Climate change talks not just about money, but also solidarity: UN expertListen /
World governments are being urged to see beyond the cost of climate change in terms of money, and to adopt a strong commitment to international solidarity as a key element towards a successful round of UN climate change talks opening next week in Doha, Qatar.
The call comes from UN Independent Expert Virginia Dandan.
Charles Appel reports.
Representatives from 194 countries begin meeting in Doha from Monday, November 26 to December 7 to try, among other issues, to extend the Kyoto Protocol, the existing plan for curbing greenhouse gas emissions by developed nations which expires at the end of 2012.
UN Independent Expert Virginia Dandan who is charged by the UN Human Rights Council to study the issue of international solidarity warns that "the costs of climate change to humanity cannot be covered only by accomplishing the commitments in finance for adaptation and mitigation."
She says "the international community must be prepared to give much more than money."

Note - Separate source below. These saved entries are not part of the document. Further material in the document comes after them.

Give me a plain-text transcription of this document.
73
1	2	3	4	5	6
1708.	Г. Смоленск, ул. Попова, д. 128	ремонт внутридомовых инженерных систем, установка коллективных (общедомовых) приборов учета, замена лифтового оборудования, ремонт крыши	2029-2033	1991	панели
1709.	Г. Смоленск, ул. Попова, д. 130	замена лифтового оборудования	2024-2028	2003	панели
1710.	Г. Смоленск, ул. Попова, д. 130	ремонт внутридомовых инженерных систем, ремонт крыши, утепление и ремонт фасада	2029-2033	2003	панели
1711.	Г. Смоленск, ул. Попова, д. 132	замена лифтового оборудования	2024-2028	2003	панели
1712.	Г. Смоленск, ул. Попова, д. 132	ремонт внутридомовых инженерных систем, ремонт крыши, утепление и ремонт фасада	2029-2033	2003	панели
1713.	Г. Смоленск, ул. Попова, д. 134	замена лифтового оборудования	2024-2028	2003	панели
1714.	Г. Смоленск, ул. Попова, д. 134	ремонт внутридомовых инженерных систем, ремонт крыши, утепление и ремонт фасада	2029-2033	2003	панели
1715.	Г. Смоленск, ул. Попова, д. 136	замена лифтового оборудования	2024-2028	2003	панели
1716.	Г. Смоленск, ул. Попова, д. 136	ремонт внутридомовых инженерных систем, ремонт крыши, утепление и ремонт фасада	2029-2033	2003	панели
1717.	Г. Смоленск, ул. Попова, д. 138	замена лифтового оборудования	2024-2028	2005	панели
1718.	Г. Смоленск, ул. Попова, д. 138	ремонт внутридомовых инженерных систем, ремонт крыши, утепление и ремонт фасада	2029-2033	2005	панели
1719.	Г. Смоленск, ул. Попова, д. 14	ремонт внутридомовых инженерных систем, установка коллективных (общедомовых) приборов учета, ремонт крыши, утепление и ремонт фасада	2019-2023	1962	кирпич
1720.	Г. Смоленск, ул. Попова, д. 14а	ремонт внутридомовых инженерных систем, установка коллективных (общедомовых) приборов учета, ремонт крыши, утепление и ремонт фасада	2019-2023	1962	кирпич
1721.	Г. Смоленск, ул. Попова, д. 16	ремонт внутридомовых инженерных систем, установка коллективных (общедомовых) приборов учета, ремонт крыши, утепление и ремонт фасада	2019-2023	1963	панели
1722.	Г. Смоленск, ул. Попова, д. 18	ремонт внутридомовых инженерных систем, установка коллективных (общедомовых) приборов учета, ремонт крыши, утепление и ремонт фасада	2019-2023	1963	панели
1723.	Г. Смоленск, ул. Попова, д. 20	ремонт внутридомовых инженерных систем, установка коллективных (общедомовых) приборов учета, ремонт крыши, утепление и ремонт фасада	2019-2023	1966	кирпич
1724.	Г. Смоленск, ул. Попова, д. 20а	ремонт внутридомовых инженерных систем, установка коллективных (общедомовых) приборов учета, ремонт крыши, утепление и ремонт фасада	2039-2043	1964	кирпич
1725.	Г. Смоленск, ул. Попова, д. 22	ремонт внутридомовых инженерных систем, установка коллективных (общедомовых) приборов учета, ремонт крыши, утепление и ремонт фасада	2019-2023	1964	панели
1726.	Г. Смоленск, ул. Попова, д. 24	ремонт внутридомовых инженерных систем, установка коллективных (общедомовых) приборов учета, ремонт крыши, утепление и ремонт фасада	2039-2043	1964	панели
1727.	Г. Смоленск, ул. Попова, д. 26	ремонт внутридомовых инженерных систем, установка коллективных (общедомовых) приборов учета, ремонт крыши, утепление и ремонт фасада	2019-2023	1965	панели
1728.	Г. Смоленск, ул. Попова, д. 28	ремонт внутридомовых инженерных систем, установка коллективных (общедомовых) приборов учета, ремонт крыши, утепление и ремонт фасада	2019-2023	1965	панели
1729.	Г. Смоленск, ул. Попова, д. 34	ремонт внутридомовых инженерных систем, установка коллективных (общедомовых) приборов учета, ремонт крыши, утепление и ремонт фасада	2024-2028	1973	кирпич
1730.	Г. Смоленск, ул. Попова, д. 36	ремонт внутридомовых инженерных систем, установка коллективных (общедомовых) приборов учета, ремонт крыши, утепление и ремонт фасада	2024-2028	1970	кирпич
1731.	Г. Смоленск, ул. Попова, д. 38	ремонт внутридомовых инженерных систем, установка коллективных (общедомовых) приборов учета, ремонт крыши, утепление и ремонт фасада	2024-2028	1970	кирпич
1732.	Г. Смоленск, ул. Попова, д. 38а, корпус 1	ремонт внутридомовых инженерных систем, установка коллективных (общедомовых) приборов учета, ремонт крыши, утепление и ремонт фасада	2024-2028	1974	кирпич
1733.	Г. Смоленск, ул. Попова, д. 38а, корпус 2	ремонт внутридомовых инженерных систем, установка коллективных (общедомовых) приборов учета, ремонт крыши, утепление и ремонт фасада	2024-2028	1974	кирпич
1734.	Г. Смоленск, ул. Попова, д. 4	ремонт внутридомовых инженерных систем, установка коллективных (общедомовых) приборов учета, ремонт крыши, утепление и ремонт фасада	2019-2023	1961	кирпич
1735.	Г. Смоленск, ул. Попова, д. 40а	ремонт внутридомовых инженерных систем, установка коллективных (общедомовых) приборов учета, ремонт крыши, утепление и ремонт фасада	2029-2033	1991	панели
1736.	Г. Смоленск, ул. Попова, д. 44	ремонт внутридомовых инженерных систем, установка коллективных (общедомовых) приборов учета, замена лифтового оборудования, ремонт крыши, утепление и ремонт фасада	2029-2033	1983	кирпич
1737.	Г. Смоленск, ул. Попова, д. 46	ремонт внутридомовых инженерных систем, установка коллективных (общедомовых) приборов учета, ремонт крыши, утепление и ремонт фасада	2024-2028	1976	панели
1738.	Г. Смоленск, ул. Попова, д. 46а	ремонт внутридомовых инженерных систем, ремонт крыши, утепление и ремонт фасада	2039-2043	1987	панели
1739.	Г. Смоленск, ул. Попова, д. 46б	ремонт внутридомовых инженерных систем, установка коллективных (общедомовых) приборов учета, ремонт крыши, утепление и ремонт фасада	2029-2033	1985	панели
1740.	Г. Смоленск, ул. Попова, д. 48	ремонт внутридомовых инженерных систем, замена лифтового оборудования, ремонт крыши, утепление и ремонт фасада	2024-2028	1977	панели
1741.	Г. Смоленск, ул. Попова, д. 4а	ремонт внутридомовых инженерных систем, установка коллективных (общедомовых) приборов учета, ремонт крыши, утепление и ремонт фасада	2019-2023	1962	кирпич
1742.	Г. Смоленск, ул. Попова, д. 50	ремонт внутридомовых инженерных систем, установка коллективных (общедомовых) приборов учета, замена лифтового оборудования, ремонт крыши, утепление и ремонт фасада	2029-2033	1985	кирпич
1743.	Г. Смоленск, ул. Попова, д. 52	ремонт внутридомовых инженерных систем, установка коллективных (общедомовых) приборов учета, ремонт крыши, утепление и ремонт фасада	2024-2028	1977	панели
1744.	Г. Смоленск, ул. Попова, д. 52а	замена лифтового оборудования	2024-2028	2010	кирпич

Ms. Dandan suggests that "International solidarity can be the bridge to support nations affected by impacts of climate change, whether rich or poor".
She argues that "International solidarity on climate change is key to help building a global constituency for more equitable arrangements for climate change, particularly on investments, finance, aid, debt, technology transfer, intellectual property, migration, environment and the global partnership for development."
The UN Independent Expert also called upon developed countries not to back down from their longstanding commitments, and at the same time, asked those new polluters to do their part in the process.